Paul Robichaux’s recent Windows IT Pro column contains this passage:
If you don’t know when you’re about to run out of disk space on the log LUN, you’re totally doing it wrong. It leaves me slack-jawed with astonishment that in 2012 we still have administrators who suffer unplanned downtime due to log volumes filling up because of poor design or problems with backups. Stop the madness! Check your backups regularly and use monitoring, be it however primitive, to ensure that you don’t have this problem.
Paul is referring to this post on the MS Exchange Team blog, which mentions that:
…the number one reason why our Premier customers open Exchange 2010 critical situations is because Mailbox databases dismount due to running out of disk space on the transaction log LUN.
Either I missed that post when it was published a few months ago or I glossed over it and it didn’t catch my attention enough.

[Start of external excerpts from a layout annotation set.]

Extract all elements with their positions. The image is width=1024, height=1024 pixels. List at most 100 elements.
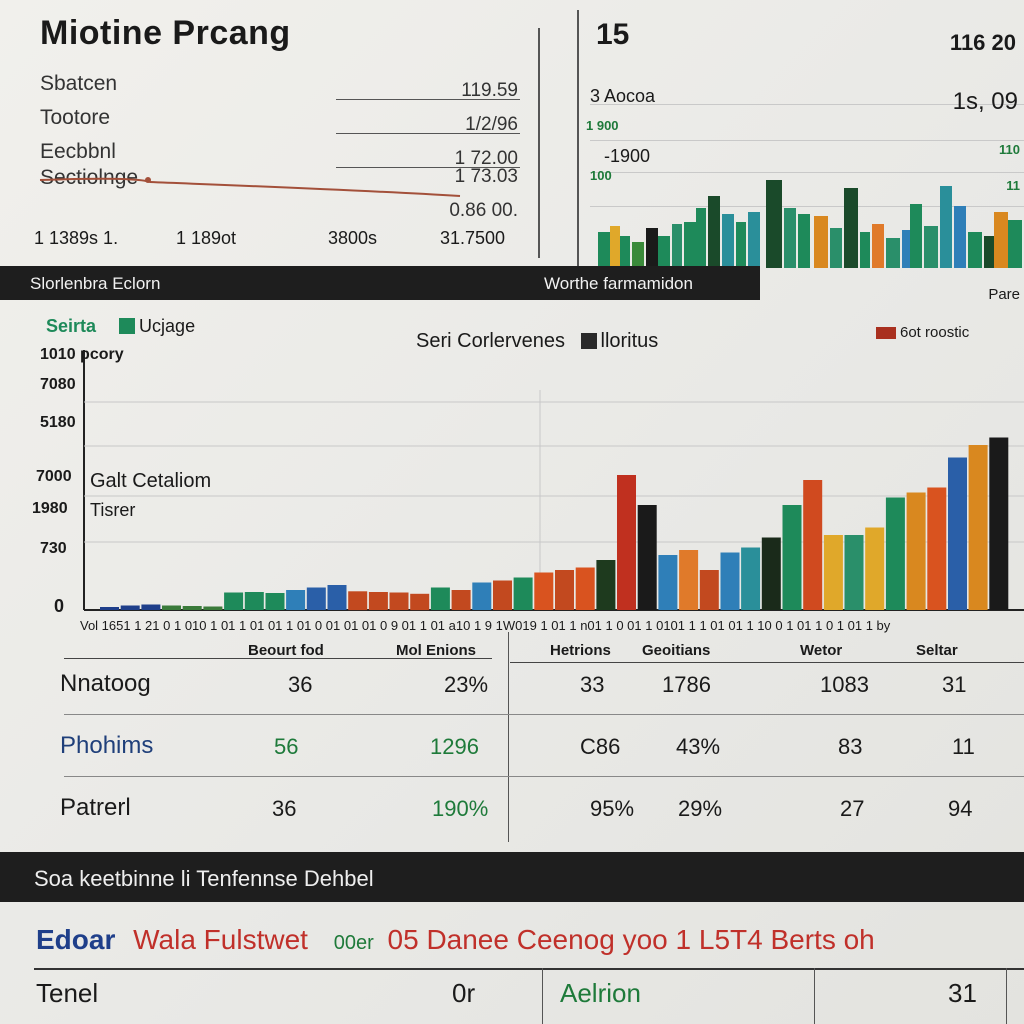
stat-underline xyxy=(336,167,520,168)
stat-value: 1 72.00 xyxy=(454,148,518,169)
stat-underline xyxy=(336,99,520,100)
table-cell: 36 xyxy=(288,672,313,697)
chart-bar xyxy=(265,593,285,610)
table-row: Phohims 56 1296 C86 43% 83 11 xyxy=(60,718,1024,778)
mini-bar xyxy=(632,242,644,268)
mini-bar xyxy=(672,224,682,268)
section-subtitle: Worthe farmamidon xyxy=(544,274,693,293)
table-cell: 31 xyxy=(942,672,967,697)
stat-label: Tootore xyxy=(40,106,111,129)
table-cell: 1296 xyxy=(430,734,479,759)
stats-footer: 1 1389s 1. 1 189ot 3800s 31.7500 xyxy=(34,220,526,256)
row-label: Phohims xyxy=(60,732,154,759)
chart-bar xyxy=(761,537,781,610)
table-cell: 56 xyxy=(274,734,299,759)
table-cell: 33 xyxy=(580,672,605,697)
page-title: Miotine Prcang xyxy=(40,14,291,52)
chart-bar xyxy=(637,505,657,610)
legend-swatch xyxy=(119,318,136,334)
footer-cell: Tenel xyxy=(36,978,99,1008)
mini-bar xyxy=(940,186,952,268)
chart-bar xyxy=(741,547,761,610)
legend-item: Seirta xyxy=(46,316,96,336)
mini-bar xyxy=(784,208,796,268)
chart-bar xyxy=(493,580,512,610)
row-label: Patrerl xyxy=(60,794,131,821)
table-row: Nnatoog 36 23% 33 1786 1083 31 xyxy=(60,656,1024,716)
table-cell: 94 xyxy=(948,796,973,821)
chart-legend: Seri Corlervenes lloritus xyxy=(416,330,658,353)
table-cell: 29% xyxy=(678,796,723,821)
chart-legend: 6ot roostic xyxy=(876,324,969,341)
chart-bar xyxy=(699,570,719,610)
stats-footer-item: 1 1389s 1. xyxy=(34,228,119,248)
table-cell: 11 xyxy=(952,734,975,759)
footer-header-band xyxy=(0,852,1024,902)
summary-stats: Sbatcen 119.59 Tootore 1/2/96 Eecbbnl 1 … xyxy=(34,66,526,248)
y-tick-label: 1980 xyxy=(32,500,68,517)
mini-chart-label: 3 Aocoa xyxy=(590,86,656,106)
mini-chart-label: 100 xyxy=(590,168,612,183)
table-header: Geoitians xyxy=(642,642,711,659)
table-cell: C86 xyxy=(580,734,621,759)
footer-summary-line: Edoar Wala Fulstwet 00er 05 Danee Ceenog… xyxy=(36,924,875,956)
stat-row: Sectiolnge 1 73.03 xyxy=(36,166,526,190)
section-header-band: Slorlenbra Eclorn Worthe farmamidon xyxy=(0,266,760,300)
divider xyxy=(577,10,579,266)
legend-label: Ucjage xyxy=(139,316,196,336)
mini-bar xyxy=(844,188,858,268)
legend-item: Seri Corlervenes xyxy=(416,330,565,352)
chart-bar xyxy=(658,555,678,610)
mini-bar xyxy=(814,216,828,268)
table-rule xyxy=(34,968,1024,970)
mini-chart-value: 116 20 xyxy=(949,30,1016,55)
legend-label: Seri Corlervenes xyxy=(416,330,565,352)
mini-bar xyxy=(886,238,900,268)
legend-item: lloritus xyxy=(580,330,658,352)
table-cell: 27 xyxy=(840,796,865,821)
table-row: Patrerl 36 190% 95% 29% 27 94 xyxy=(60,780,1024,840)
stat-label: Eecbbnl xyxy=(40,140,116,163)
chart-bar xyxy=(927,487,947,610)
stats-footer-item: 31.7500 xyxy=(440,228,506,248)
stat-underline xyxy=(336,133,520,134)
table-rule xyxy=(64,714,1024,715)
chart-bar xyxy=(534,572,554,610)
table-header: Hetrions xyxy=(550,642,611,659)
chart-bar xyxy=(720,552,740,610)
mini-bar xyxy=(696,208,706,268)
table-header: Seltar xyxy=(916,642,958,659)
table-header: Mol Enions xyxy=(396,642,476,659)
table-divider xyxy=(814,968,815,1024)
chart-bar xyxy=(368,592,388,610)
mini-bar xyxy=(646,228,658,268)
mini-bar xyxy=(860,232,870,268)
mini-bar xyxy=(722,214,734,268)
mini-bar xyxy=(872,224,884,268)
footer-segment: Wala Fulstwet xyxy=(133,924,308,955)
table-cell: 36 xyxy=(272,796,297,821)
chart-bar xyxy=(162,605,181,610)
chart-bar xyxy=(617,475,636,610)
stat-label: Sbatcen xyxy=(40,72,118,95)
chart-bar xyxy=(451,590,471,610)
y-tick-label: 0 xyxy=(54,596,65,616)
mini-bar xyxy=(968,232,982,268)
chart-bar xyxy=(555,570,574,610)
chart-bar xyxy=(865,527,885,610)
chart-annotation: Galt Cetaliom xyxy=(90,470,212,492)
mini-bar-chart xyxy=(598,180,1022,268)
table-header: Wetor xyxy=(800,642,843,659)
mini-bar xyxy=(766,180,782,268)
table-rule xyxy=(64,658,492,659)
footer-cell: 0r xyxy=(452,978,476,1008)
stat-row: Eecbbnl 1 72.00 xyxy=(36,134,526,169)
mini-bar xyxy=(924,226,938,268)
mini-bar xyxy=(598,232,610,268)
table-cell: 43% xyxy=(676,734,721,759)
chart-bar xyxy=(823,535,843,610)
stat-value: 1/2/96 xyxy=(465,114,518,135)
section-header-right: Pare xyxy=(988,286,1020,303)
footer-segment: Edoar xyxy=(36,924,116,955)
stats-footer-item: 3800s xyxy=(328,228,378,248)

I’ve been stung by transaction log disks running out of space, even as recently as last year. I work in a very large Exchange environment where backups and storage monitoring are performed by two different teams, both of them outside of my team.
That puts us in the situation where failed backups, combined with either a storage monitoring problem or a human error in the escalation processes can (and has) caused a log volume to fill up. Another situation that can arise is when new servers are provisioned, our help desks begin putting mailboxes on them before they’ve been added to the backups.
Which is why I wrote this script to check the Exchange database backups and alert my team when they have not been backed up in the 48 hours or more. In fact that script is a better version than the one we run in production (I haven’t ported over the improvements I later made at home to the original).
Ever since we put it in place that script has alerted us to numerous situations before they could evolve into disasters.
Setting it up as a scheduled task to run daily is a job that will take you less than half an hour. I highly recommend it, not just because I wrote the script, but because it adds a valuable layer of protection to your environment.